Instead, the tram has become just the latest symbol for locals of tourists being attended to while they’re literally being left behind. Lisbon has been the fastest-growing city destination in southern Europe for overnight guests since the global financial crisis amid an unprecedented surge in the nation’s $11.6 billion tourism sector.
The tram is “a little insulting for Lisbon residents,” said Mario Alves, who is among the more than 2,500 people who have signed a petition demanding another tram service also meant for locals, which, at 6 euros ($6.70) a ride, costs more than twice other city transport and caters to visitors. “Other trams are often filled with tourists and some old city residents have to walk.”
The backlash isn’t limited to trams — resident groups across the city are asking for more regulation to limit the impact of the tourism inflow. Neighborhood officials are advocating that Lisbon join European cities such as Barcelona, which froze hotel openings. Better garbage collections in highly trafficked zones and a crackdown on public drinking are also necessary, they said.
While Lisbon hasn’t announced any similar plans, the nation’s economy minister agrees that something may have to give. While tourism is crucial to the economy, “there are aspects that need to be balanced out, such as noise in certain areas of Lisbon,” Antonio Pires de Lima said on Aug. 11.
Long overlooked by visitors who favored Portugal’s southern Algarve region, Lisbon is attracting more tourists as a result of an ambitious online marketing campaign and relatively lower prices for tourists than in other similar destinations, a growing cruise-ship port and security concerns in other sunny destinations.

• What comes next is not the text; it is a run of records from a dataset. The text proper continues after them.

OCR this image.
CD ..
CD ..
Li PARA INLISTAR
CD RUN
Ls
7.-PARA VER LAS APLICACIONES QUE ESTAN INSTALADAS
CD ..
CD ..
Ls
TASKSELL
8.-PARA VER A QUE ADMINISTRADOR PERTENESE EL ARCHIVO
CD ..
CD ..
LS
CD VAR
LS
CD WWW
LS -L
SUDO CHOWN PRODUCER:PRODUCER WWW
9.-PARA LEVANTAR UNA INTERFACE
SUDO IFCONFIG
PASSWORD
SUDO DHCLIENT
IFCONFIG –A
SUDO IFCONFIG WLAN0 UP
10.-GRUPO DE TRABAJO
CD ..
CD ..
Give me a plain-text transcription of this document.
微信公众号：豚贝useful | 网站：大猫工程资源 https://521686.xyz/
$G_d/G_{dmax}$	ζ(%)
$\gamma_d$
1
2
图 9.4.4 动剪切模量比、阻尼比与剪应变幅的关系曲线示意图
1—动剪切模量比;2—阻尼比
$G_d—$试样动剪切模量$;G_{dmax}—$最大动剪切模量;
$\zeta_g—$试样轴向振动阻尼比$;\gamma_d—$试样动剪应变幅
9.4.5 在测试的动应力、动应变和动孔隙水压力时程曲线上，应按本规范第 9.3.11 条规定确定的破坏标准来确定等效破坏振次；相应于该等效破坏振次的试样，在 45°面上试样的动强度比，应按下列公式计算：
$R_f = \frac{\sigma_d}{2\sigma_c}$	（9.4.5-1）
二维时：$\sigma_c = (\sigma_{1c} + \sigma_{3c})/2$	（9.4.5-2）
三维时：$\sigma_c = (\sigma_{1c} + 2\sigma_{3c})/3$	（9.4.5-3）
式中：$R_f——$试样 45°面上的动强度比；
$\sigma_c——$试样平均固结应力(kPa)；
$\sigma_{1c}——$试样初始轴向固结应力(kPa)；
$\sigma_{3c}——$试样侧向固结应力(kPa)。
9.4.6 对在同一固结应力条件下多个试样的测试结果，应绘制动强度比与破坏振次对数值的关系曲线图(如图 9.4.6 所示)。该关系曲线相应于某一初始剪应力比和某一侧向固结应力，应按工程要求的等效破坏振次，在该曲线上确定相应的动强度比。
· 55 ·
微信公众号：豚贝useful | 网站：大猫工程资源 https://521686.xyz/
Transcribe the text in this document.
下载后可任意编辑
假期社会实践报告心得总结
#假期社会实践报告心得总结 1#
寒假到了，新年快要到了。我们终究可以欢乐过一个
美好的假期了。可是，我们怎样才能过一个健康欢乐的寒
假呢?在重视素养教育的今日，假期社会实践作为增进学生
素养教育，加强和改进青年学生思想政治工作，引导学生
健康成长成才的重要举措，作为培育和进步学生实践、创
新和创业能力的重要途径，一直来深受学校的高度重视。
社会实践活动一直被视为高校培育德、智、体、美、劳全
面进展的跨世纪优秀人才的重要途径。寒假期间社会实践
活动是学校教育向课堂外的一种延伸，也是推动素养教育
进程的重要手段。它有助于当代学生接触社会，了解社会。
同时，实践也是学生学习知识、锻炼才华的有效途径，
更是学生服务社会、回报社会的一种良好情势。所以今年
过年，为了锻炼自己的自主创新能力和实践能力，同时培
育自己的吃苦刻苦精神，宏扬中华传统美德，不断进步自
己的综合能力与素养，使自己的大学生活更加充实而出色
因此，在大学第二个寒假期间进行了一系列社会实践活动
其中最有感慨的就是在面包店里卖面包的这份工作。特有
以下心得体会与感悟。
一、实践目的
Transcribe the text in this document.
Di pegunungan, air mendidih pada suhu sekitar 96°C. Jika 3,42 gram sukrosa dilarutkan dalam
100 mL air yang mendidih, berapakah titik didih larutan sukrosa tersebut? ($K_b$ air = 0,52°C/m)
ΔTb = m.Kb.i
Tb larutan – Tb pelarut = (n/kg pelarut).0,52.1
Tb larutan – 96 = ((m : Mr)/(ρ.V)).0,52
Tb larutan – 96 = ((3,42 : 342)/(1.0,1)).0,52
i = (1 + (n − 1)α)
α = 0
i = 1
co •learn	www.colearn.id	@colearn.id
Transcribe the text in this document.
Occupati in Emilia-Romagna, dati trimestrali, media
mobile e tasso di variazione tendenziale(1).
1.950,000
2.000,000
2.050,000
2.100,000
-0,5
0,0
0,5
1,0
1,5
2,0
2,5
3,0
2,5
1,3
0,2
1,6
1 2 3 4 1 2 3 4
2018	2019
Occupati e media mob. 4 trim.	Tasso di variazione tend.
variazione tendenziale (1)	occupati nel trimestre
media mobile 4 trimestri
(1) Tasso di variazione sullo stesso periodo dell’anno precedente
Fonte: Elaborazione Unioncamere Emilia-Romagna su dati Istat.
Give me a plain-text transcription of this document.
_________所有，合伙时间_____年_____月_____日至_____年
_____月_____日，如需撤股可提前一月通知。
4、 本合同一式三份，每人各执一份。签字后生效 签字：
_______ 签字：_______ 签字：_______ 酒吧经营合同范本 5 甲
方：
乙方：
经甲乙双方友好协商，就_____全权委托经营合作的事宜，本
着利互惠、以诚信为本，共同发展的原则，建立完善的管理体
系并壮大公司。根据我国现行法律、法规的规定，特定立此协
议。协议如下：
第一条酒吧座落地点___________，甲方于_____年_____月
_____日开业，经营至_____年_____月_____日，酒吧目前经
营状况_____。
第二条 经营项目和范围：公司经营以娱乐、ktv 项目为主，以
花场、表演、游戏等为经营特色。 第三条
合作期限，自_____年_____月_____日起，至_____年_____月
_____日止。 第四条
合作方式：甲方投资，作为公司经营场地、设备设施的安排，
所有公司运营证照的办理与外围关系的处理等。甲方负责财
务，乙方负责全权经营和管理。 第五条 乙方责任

An estimated 3.6 million overnight foreign guests, or more than 6.5 times the city’s population, will visit it this year – – an even higher multiple than Barcelona, which expects to receive 7.6 million international visitors.
The increase has helped lead Portugal out of recession and is forecast to account for 15.8 percent of Portugal’s 2015 GDP. Still, locals are increasingly feeling put out as tourists take over their streets, transport and even their apartments, changing the fabric of the city.
The epicenter of the growing tension between residents and tourists has turned to the riverside Cais do Sodre neighborhood, which decades ago was one of the city’s forgotten districts. Its dark, back streets with a handful of brothels was filled with sailors and locals.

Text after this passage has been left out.